# Railroad Avenue figures 1:20.3



## Gary Armitstead (Jan 2, 2008)

Is Railroad Avenue still in business? Their website seems to be dated about two years ago. I have a couple of engines that need engineers and firemen!


----------



## blueregal (Jan 3, 2008)

They are listed on EVIL BAY all the time believe they are there now. I have noticed the same thing on their website for a long time but are available also through Bridgemasters I picked out several, and got a good price on em. There was a mistake on the order, and they promptly corrected sending correct little people. Try them also The Regal 

Heres the link to em!! G Scale Figures - NEW - Mike, The Engine Fireman!


----------



## Gary Armitstead (Jan 2, 2008)

Thanks for the link Regal. I'm going to order them tomorrow from BridgeMasters. They are only a few miles away here in So Cal.


----------



## paintjockey (Jan 3, 2008)

I talked to the owner (i think) about a year ago when ordering some figures. They mass produced the figures some time back and they didn't sell like they wanted them too. There was some "red tape" that they supposedly could not get through in the distribution aspect of the hobby, and supposedly they were being shut out by a larger figure manufacturer. From what i understood they were just trying to get rid of them to recoup their money. Take all that with a big grain of salt. But, I did order 4 figures and they sent me the whole line. 
Terry


----------



## Gary Armitstead (Jan 2, 2008)

I just ordered a few Railroad Avenue figures from Bridge-Masters. I should see them in a couple days. Easy tranaction and couteous sales person.


----------



## tacfoley (Jan 3, 2008)

Hey guys - how to contact Bridgemasters? The link does not work for me, and the only company I can find with that name seems to be something to do with electrical generation, not model trains! 

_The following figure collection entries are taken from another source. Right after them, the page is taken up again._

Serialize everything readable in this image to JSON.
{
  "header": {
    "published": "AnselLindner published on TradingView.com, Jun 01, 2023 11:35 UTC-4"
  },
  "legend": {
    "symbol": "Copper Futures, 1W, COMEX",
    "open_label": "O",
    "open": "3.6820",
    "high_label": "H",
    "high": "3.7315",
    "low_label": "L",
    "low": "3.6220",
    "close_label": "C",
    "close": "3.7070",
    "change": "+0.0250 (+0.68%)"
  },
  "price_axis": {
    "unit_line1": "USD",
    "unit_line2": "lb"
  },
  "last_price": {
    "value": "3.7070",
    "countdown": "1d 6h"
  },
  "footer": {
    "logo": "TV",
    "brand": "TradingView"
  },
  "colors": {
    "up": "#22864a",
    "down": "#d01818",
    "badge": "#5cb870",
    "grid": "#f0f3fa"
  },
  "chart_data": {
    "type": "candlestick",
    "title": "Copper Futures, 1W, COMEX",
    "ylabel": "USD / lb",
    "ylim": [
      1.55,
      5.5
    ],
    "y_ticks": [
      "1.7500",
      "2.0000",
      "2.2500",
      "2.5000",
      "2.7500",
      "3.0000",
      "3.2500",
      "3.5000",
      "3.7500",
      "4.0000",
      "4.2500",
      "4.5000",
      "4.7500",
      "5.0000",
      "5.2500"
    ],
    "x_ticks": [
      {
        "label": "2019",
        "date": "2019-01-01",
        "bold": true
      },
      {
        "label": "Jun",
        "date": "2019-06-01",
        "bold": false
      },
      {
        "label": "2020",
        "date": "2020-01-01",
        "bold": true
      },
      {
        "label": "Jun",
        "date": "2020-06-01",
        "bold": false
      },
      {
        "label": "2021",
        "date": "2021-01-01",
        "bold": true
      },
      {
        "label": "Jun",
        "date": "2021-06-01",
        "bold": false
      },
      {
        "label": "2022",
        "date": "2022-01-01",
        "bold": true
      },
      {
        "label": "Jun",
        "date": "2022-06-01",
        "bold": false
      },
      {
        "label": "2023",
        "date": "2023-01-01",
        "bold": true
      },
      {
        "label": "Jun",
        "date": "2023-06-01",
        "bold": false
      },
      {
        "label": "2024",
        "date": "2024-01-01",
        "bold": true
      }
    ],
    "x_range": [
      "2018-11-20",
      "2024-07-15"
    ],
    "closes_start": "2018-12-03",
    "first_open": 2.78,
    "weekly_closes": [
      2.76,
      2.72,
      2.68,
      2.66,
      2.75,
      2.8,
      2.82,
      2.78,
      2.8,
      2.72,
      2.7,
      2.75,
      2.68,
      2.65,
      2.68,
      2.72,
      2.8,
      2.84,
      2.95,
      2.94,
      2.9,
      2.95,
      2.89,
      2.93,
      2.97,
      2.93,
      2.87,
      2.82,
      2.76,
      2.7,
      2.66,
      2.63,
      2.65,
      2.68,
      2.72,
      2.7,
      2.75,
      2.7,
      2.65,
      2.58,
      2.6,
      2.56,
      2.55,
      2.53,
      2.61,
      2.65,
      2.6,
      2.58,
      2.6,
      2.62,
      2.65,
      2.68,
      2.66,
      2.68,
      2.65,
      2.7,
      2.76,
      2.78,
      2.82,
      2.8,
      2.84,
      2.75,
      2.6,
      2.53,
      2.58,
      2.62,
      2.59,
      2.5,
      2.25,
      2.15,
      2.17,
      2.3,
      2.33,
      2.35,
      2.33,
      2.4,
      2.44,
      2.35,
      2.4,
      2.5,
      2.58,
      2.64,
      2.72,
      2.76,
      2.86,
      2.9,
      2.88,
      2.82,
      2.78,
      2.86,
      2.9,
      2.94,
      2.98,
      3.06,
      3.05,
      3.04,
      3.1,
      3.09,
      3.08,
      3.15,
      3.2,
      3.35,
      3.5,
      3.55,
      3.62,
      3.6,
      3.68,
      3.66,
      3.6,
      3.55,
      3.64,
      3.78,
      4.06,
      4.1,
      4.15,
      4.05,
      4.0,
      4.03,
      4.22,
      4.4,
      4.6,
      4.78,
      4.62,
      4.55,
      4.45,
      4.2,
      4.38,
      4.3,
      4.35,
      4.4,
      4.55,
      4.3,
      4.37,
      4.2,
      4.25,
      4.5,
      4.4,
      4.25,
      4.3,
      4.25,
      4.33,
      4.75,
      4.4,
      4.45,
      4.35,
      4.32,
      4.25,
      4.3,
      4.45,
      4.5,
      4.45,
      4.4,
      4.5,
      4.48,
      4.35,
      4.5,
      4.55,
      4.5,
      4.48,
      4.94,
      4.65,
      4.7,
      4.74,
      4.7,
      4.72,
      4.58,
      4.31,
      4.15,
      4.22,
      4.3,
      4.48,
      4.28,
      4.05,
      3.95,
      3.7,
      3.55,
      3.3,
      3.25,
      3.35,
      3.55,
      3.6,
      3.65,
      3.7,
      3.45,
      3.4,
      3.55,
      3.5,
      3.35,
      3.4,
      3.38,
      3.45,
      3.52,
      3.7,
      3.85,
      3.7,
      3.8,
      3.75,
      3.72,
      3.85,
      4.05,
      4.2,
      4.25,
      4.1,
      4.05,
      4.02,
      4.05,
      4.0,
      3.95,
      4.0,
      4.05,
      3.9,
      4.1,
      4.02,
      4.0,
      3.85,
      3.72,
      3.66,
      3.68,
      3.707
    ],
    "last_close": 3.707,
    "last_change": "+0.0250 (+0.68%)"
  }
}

A good address would be nice, as me and broos need at least six sets of loco crew... 

TIA 

tac 
www.ovgrs.org


----------



## Gary Armitstead (Jan 2, 2008)

http://www.bridge-masters.com/

tac,

Here's the address I used a few weeks ago to contact them. They don't seem to have an e-mail listed, do I did it by phone. Kind of a long-distance call for you though! Good luck.


----------



## SteveC (Jan 2, 2008)

Terry, Gary

eMail for Bridge-Masters from their Help page.

*mailto:[email protected],com*


----------



## Gary Armitstead (Jan 2, 2008)

They don't make their e-mail easy to find, do they!


----------



## SteveC (Jan 2, 2008)

No sir, had to hunt for that one.


----------



## tacfoley (Jan 3, 2008)

Thanks for the pointers, folks - much appreciated. 

tac 
www.ovgrs.org


----------